Bücher über den Wandel Leipzigs
Gemeinsam mit dem Fotografen Armin Kühne publiziert er Bücher über den Wandel Leipzigs. Gormsen hat die Idee, die sanierte Stadt, mit dem Zustand der Stadt zu seiner Amtsübernahme 1990 zu vergleichen. Kühne, der Leipzig seit Jahrzehnten fotografisch detailreich dokumentiert, hat dafür genau die geeigneten Bilder. Weil sich für den Erstling kein Verlag interessiert, finanziert Gormsen die erste Auflage des Buches privat. Später werden seine Bücher zum Verkaufsschlager des Verlages Edition Leipzig.
Gormsen selbst veröffentlicht ebenfalls Skizzenbücher. Seine künstlerische Ader als Architekt verwirklicht er in unzähligen Zeichnungen.

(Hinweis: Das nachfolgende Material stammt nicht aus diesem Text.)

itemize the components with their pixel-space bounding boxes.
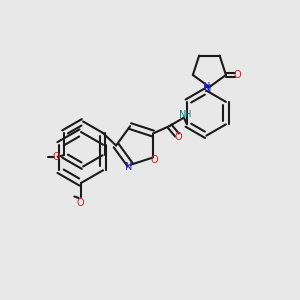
Text: N: N xyxy=(125,162,132,172)
Text: H: H xyxy=(184,110,190,118)
Text: N: N xyxy=(204,83,211,94)
Text: O: O xyxy=(175,131,182,142)
Text: O: O xyxy=(151,155,158,165)
Text: N: N xyxy=(179,110,186,120)
Text: N: N xyxy=(203,82,210,92)
Text: O: O xyxy=(52,152,60,162)
Text: O: O xyxy=(233,70,241,80)
Text: O: O xyxy=(76,198,84,208)
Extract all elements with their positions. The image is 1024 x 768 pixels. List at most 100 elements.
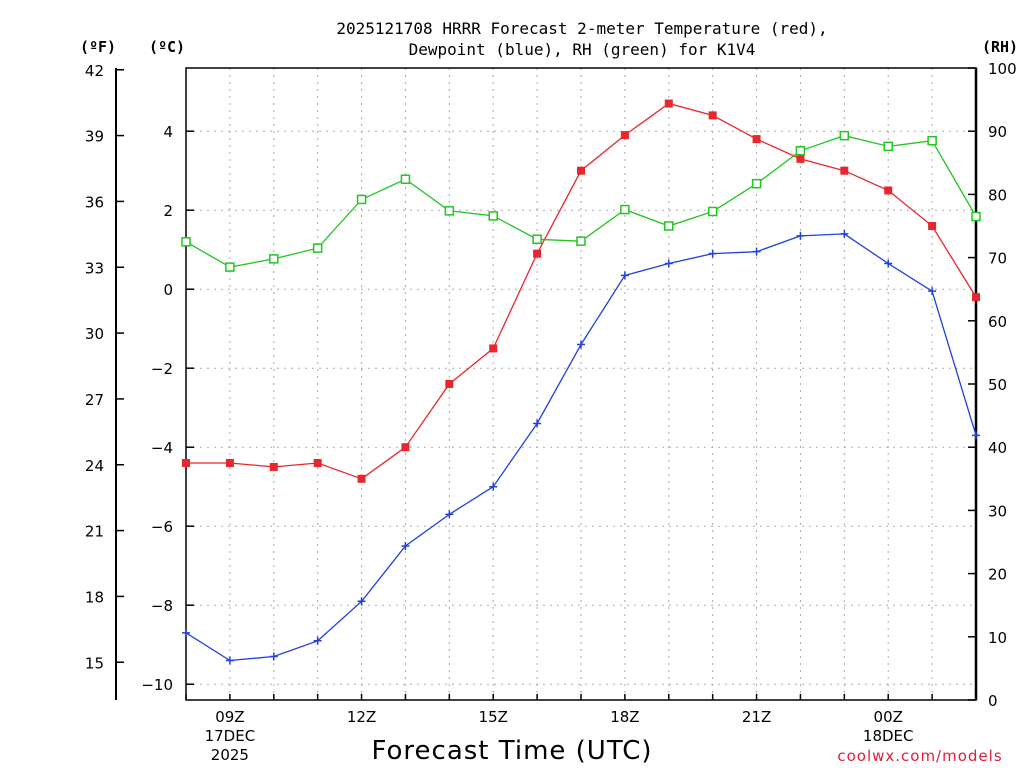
dewpoint-point [752, 247, 761, 256]
celsius-tick-label: 4 [163, 123, 173, 141]
temperature-point [972, 293, 980, 302]
dewpoint-point [884, 259, 893, 268]
rh-tick-label: 20 [988, 566, 1007, 584]
dewpoint-point [489, 482, 498, 491]
temperature-point [752, 135, 761, 144]
x-tick-label: 18DEC [863, 727, 914, 745]
temperature-point [664, 99, 673, 108]
x-tick-label: 09Z [215, 708, 244, 726]
celsius-tick-label: −10 [141, 676, 173, 694]
dewpoint-point [577, 340, 585, 349]
rh-tick-label: 70 [988, 250, 1007, 268]
temperature-point [577, 166, 585, 175]
x-axis-title: Forecast Time (UTC) [371, 736, 652, 766]
rh-tick-label: 60 [988, 313, 1007, 331]
x-tick-label: 18Z [610, 708, 639, 726]
dewpoint-point [708, 249, 717, 258]
rh-point [312, 243, 323, 253]
rh-point [664, 221, 674, 231]
x-tick-label: 00Z [874, 708, 903, 726]
rh-point [839, 130, 850, 141]
fahrenheit-tick-label: 42 [85, 62, 104, 80]
rh-tick-label: 10 [988, 629, 1007, 647]
rh-tick-label: 90 [988, 123, 1007, 141]
temperature-point [928, 222, 937, 230]
rh-point [444, 206, 455, 216]
fahrenheit-tick-label: 24 [85, 457, 104, 475]
x-tick-label: 15Z [479, 708, 508, 726]
x-tick-label: 17DEC [205, 727, 256, 745]
celsius-tick-label: −2 [151, 360, 173, 378]
temperature-point [533, 249, 542, 258]
rh-point [707, 206, 718, 217]
x-tick-label: 21Z [742, 708, 771, 726]
celsius-tick-label: 2 [163, 202, 173, 220]
celsius-tick-label: −8 [151, 597, 173, 615]
source-credit: coolwx.com/models [837, 747, 1002, 765]
rh-point [883, 141, 893, 152]
dewpoint-point [620, 271, 629, 280]
rh-point [751, 178, 762, 189]
dewpoint-point [972, 431, 980, 440]
celsius-tick-label: 0 [163, 281, 173, 299]
dewpoint-point [225, 656, 234, 665]
rh-point [971, 211, 981, 222]
dewpoint-point [357, 597, 366, 606]
temperature-point [269, 462, 278, 471]
fahrenheit-tick-label: 30 [85, 325, 104, 343]
temperature-point [182, 459, 190, 467]
dewpoint-point [269, 652, 278, 661]
rh-point [927, 135, 937, 146]
temperature-point [401, 443, 410, 452]
temperature-point [357, 474, 366, 483]
temperature-point [884, 186, 893, 195]
dewpoint-point [840, 229, 849, 238]
fahrenheit-unit-label: (ºF) [80, 38, 116, 56]
celsius-unit-label: (ºC) [149, 38, 185, 56]
celsius-tick-label: −6 [151, 518, 173, 536]
rh-point [795, 146, 806, 156]
grid-lines [186, 68, 976, 700]
rh-point [576, 236, 586, 246]
data-series [181, 99, 981, 665]
celsius-tick-label: −4 [151, 439, 173, 457]
x-tick-label: 2025 [211, 746, 249, 764]
rh-tick-label: 50 [988, 376, 1007, 394]
temperature-point [225, 459, 234, 467]
axes [115, 67, 978, 701]
dewpoint-point [313, 636, 322, 645]
dewpoint-point [796, 231, 805, 240]
fahrenheit-tick-label: 18 [85, 588, 104, 606]
rh-tick-label: 30 [988, 502, 1007, 520]
fahrenheit-tick-label: 36 [85, 193, 104, 211]
dewpoint-point [533, 419, 542, 428]
temperature-point [840, 166, 849, 175]
fahrenheit-tick-label: 15 [85, 654, 104, 672]
fahrenheit-tick-label: 27 [85, 391, 104, 409]
temperature-point [489, 344, 498, 353]
dewpoint-point [182, 628, 190, 637]
temperature-point [796, 154, 805, 163]
rh-tick-label: 40 [988, 439, 1007, 457]
axis-ticks: −10−8−6−4−202415182124273033363942010203… [85, 60, 1017, 764]
rh-point [532, 234, 542, 245]
chart-title-line-2: Dewpoint (blue), RH (green) for K1V4 [409, 40, 756, 59]
rh-tick-label: 80 [988, 186, 1007, 204]
rh-point [356, 194, 367, 205]
rh-tick-label: 0 [988, 692, 998, 710]
rh-tick-label: 100 [988, 60, 1017, 78]
dewpoint-point [401, 541, 410, 550]
rh-unit-label: (RH) [982, 38, 1018, 56]
temperature-point [620, 131, 629, 140]
x-tick-label: 12Z [347, 708, 376, 726]
temperature-point [708, 111, 717, 120]
rh-point [400, 174, 411, 184]
fahrenheit-tick-label: 39 [85, 128, 104, 146]
dewpoint-point [445, 510, 454, 519]
rh-point [225, 262, 235, 272]
rh-point [620, 204, 630, 215]
rh-point [269, 254, 279, 264]
rh-point [488, 211, 498, 221]
rh-point [181, 237, 191, 247]
fahrenheit-tick-label: 21 [85, 523, 104, 541]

Eine von der Kongresshalle am Zoo wird sogar das Logo des gleichnamigen Fördervereins. Und er organisiert „mit Schlips und Kragen“ Radtouren, die nahezu legendär werden. Nach dem Tod seiner Frau Traute, die in Mannheim lebte, heiratet er im Januar 2017 seine langjährige Leipziger Weggefährtin Hella Müller. Er ist Gründungsmitglied und langjähriger Vorsitzender und Ehrenvorsitzender des Fördervereins Neue Ufer. Außerdem engagiert er sich als Ehrenvorsitzender der Deutschen Akademie für Städtebau und Landesplanung. Geehrt wird er sowohl mit dem Bundesverdienstkreuz als auch dem Verdienstkreuz des Freistaates Sachsen.
Vier Wochen vor seinem 91. Geburtstag stirbt er bei einem Krankenhausaufenthalt in Borna. Sein Nachlass befindet sich heute im Stadtarchiv Leipzig. Dabei handelt es sich um Skizzenbücher, Aufsätze, Vorträge, Briefe und Fotos, die von seiner Kreativität und seinem Engagement für die Stadt zeugen. Mit der Schenkungsurkunde wurde geregelt, dass der Nachlass erst nach dem 1. Januar 2029 öffentlich zugänglich und nutzbar sein wird, um private Belange der Familie und anderer Weggefährten zu schützen.